Teaching styles and strategies
Children are encouraged to investigate, use and apply their mathematical skills and develop their mathematical thinking skills. Problem solving, relating maths to real life situations, and the use of reasoning and proof should be central to teaching styles. To develop fluency in Mathematics, children need to secure a conceptual understanding and efficiency in procedural approaches. It is important to make connections between concrete materials, models and images, mathematical language, symbolic representations and prior learning. Furthermore, it is then essential that children have opportunities to practise the key skills whilst building the understanding and knowledge to apply these skills into more complex activities and problems. Problem solving enables children to develop a range of skills including making generalisations, finding patterns, carrying out trial and improvement, making and testing hypotheses, making decisions, creating explanations and making connections. Children should be expected to record their work in a way that clarifies their thinking.
How the subject is assessed
Teachers use daily observations of child-initiated activities and adult led tasks to collect evidence of the level the child is currently working at. Children should have the opportunity to take part in extended maths sessions where children record a mathematical based task which is often annotated with their comments and levels of thinking. Observations, annotations and children’s work are used to provide a full picture of the child’s achievement and working level.
Key Stage One and Two
Assessment of pupils is an ongoing activity. Children’s knowledge and understanding is informally assessed in class and group question and answer sessions and through observation during lessons as well as in marking written work. Teachers refer to the assessment grids to support their judgements. The Key Stage One SAT is completed at the end of Year Two and used alongside teacher assessment to give a final assessment for the Key Stage. The Key Stage Two SAT is completed at the end of Year Six.
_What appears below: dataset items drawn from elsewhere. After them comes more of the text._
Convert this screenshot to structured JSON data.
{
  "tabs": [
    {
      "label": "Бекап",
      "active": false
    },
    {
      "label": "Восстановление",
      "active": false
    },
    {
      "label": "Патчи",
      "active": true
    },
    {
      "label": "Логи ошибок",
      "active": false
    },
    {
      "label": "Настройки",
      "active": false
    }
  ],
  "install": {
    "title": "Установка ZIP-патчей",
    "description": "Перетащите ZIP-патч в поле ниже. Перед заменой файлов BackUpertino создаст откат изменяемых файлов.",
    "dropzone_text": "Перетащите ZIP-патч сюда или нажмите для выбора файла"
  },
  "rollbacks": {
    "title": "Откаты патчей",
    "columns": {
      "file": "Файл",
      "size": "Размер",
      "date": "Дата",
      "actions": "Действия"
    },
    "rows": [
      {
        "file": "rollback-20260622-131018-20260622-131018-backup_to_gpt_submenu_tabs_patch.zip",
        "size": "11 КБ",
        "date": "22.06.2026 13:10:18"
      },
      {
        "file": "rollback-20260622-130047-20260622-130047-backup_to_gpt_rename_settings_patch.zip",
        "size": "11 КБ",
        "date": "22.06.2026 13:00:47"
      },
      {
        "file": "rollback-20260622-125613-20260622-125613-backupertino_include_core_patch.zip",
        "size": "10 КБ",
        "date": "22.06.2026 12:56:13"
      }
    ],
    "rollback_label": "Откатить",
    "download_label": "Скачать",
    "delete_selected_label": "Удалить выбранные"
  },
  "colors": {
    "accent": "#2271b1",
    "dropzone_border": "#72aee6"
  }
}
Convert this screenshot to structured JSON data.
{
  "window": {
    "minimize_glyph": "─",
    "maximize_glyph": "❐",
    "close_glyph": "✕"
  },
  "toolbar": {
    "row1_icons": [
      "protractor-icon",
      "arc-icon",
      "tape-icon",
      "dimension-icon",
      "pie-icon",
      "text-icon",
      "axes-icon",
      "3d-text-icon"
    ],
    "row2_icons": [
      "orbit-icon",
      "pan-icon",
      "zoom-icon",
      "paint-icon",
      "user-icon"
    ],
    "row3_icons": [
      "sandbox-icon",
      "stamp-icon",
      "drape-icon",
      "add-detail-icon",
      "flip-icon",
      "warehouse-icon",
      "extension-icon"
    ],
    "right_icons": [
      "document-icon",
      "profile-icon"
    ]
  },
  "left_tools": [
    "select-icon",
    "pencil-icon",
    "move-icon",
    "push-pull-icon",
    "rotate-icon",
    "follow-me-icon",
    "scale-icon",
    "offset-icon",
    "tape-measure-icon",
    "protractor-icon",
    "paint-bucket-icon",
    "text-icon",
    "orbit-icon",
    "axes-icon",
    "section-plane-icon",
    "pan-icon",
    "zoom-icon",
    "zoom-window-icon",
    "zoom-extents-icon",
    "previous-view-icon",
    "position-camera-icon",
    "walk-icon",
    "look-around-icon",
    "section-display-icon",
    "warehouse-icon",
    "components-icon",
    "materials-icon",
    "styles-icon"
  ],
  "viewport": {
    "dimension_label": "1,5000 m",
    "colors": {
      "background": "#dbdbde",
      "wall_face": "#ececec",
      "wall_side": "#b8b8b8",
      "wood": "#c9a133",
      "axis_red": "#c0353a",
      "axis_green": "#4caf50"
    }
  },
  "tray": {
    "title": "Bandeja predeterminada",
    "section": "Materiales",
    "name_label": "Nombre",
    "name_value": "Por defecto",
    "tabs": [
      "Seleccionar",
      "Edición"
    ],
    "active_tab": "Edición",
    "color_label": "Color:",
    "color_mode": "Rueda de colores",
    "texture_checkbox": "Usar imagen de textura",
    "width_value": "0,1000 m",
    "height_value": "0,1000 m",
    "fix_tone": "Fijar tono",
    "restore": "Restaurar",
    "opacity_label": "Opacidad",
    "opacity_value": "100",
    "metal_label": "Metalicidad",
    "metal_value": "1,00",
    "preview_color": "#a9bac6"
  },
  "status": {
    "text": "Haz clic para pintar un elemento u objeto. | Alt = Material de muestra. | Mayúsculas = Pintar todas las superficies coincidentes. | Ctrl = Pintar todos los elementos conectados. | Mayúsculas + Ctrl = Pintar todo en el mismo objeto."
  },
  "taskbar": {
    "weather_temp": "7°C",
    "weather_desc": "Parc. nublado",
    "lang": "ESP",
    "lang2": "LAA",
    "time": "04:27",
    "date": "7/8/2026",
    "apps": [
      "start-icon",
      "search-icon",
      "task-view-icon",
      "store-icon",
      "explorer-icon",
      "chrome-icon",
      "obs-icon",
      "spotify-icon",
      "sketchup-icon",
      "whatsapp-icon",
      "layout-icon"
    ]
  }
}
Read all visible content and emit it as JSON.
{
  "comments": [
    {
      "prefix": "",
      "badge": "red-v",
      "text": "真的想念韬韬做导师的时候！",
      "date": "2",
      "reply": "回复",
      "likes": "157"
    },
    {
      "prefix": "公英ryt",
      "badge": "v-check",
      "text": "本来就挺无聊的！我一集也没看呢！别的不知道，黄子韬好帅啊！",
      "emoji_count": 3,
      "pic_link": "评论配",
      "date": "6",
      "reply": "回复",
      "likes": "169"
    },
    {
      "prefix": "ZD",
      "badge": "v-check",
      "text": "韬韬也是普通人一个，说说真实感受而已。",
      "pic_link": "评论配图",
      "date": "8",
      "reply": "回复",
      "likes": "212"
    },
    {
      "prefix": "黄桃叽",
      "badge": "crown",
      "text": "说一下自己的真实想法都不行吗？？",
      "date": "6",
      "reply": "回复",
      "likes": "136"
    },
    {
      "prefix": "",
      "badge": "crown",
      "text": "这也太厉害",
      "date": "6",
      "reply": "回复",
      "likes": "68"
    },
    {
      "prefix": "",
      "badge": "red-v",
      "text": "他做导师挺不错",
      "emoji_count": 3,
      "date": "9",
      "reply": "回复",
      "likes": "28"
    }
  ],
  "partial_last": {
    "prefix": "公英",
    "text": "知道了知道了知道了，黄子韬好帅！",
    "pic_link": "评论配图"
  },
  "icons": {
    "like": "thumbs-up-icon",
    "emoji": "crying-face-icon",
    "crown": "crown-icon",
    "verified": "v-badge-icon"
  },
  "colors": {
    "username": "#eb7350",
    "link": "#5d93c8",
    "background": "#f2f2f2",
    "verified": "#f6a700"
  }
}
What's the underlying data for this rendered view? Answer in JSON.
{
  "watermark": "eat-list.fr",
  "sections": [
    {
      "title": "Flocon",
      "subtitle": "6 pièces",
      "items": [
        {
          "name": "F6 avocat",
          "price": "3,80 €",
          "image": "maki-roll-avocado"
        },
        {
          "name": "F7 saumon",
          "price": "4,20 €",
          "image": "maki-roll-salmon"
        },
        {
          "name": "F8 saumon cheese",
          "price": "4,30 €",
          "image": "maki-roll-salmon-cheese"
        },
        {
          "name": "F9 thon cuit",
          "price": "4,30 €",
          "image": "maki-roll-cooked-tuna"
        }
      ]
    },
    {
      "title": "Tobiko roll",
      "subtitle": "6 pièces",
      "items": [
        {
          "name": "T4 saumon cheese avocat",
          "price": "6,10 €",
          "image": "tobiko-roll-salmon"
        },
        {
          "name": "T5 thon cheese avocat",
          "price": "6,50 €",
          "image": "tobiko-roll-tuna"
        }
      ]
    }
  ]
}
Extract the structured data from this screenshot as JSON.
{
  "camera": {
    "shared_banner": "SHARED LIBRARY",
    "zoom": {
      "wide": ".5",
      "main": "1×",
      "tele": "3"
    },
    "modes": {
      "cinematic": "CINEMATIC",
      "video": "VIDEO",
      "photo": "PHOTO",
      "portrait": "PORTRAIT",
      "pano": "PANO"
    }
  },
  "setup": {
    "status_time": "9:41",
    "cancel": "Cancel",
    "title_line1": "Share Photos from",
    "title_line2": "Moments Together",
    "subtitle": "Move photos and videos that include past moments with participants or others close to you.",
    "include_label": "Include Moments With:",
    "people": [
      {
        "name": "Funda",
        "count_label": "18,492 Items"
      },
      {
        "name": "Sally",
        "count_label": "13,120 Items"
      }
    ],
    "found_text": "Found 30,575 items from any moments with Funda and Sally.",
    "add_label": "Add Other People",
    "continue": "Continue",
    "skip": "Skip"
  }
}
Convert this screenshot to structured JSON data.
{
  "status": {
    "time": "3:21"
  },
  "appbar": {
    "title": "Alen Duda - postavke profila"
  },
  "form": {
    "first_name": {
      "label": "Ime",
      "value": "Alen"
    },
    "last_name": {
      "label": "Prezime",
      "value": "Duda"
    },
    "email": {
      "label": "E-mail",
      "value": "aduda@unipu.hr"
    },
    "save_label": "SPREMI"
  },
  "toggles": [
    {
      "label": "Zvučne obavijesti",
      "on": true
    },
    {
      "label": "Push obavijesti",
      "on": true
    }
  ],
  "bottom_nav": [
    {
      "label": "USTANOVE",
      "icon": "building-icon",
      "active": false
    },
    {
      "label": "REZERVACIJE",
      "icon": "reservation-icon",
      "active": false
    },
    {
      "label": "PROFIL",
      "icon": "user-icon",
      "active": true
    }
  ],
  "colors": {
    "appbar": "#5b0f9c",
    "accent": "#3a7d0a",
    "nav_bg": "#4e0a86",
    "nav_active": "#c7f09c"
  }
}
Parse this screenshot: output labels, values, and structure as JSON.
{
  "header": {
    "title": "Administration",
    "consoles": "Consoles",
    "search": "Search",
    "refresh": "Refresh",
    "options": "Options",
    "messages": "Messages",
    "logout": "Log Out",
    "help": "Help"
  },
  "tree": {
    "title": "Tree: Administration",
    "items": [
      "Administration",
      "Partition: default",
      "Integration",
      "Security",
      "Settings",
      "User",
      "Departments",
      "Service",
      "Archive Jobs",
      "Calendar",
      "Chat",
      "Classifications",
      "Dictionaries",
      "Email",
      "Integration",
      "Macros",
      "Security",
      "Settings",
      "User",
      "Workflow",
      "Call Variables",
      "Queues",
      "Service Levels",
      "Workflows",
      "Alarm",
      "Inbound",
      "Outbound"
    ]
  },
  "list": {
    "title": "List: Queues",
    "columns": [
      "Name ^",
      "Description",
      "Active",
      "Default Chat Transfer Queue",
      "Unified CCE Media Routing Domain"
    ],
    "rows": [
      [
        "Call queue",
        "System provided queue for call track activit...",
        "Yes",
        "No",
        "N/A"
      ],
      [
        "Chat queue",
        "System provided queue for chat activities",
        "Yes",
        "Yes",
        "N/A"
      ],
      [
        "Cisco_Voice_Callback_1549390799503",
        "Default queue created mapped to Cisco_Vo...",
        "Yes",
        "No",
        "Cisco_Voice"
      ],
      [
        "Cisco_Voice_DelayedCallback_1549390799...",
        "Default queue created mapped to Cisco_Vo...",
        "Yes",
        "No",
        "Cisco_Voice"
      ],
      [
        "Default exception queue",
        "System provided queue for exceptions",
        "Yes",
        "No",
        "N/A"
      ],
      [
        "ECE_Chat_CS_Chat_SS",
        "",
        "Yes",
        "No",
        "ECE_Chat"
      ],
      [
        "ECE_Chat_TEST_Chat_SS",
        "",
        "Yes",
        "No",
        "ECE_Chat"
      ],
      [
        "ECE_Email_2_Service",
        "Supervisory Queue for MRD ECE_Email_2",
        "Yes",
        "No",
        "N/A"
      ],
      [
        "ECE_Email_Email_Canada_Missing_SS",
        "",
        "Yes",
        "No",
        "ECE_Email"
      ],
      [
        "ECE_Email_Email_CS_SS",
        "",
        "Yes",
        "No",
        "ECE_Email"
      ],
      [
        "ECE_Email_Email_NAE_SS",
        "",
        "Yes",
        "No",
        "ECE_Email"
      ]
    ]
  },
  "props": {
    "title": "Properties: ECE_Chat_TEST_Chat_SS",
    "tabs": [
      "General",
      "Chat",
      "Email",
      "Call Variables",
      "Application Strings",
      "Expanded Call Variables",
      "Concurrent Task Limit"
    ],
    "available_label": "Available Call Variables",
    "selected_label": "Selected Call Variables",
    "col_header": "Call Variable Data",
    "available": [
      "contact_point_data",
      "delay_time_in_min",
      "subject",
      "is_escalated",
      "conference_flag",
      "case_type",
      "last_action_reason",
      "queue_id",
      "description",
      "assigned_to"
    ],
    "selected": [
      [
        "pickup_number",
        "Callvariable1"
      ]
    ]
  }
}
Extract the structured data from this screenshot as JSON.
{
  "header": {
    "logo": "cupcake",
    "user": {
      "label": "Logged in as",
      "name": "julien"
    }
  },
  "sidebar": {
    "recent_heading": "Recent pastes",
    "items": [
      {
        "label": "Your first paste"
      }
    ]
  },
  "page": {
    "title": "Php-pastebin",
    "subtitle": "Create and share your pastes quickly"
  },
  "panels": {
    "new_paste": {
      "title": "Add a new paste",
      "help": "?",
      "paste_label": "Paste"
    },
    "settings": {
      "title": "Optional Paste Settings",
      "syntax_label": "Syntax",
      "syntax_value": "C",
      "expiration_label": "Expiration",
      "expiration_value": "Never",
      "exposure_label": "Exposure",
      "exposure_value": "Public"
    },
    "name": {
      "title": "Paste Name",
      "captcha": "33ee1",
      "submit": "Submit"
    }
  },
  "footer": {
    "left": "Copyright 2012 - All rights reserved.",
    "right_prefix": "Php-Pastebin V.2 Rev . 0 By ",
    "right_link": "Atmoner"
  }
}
- Pupils in EYFS make a good start to their Maths journey – teachers plan tasks using the White Rose Maths Hub format (along with the rest of school) which ensures that children understand the format, characters and assessment.
- White Rose Maths planning is utilised across the school in each year group ensuring continuity and consistency.
- Regular assessment takes place in each class using end of block assessments. This gives teachers tangible data which is then used to complete children’s assessment trackers in books. These provide detail of children’s abilities whilst also giving teachers clear targets for each child that are directly linked to the specific year group objectives.
- Assessment data across school identifies maths as a consistent strength of pupils and is reflected in the prediction for our KS2 pupils.
- Challenge for more able pupils is clearly evident in books – monitoring of maths books identifies children are challenged within lessons or through appropriate marking in preparation for the “green for go” element of the next session.
- Times Table Rockstar software has proven to have a significant impact of the speed, retention and accuracy of children’s times table recall in Year 3-6. Children regularly compete across year groups and this success was also evident during home learning.
- The subject leader measures the effectiveness of teaching and learning in maths and develops the subject through training, research and external links.
- The subject lead shares the intent, implementation and impact of their subject with stakeholders, including governors.
- There is a strong focus on developing pupil’s reasoning and problem-solving skills and the positive impact of this is evident in lesson observations and book scrutiny.
- The subject leader for maths attends appropriate CPD sessions based on reasoning/problem solving and shares this to further develop teacher’s abilities to deliver this to pupils.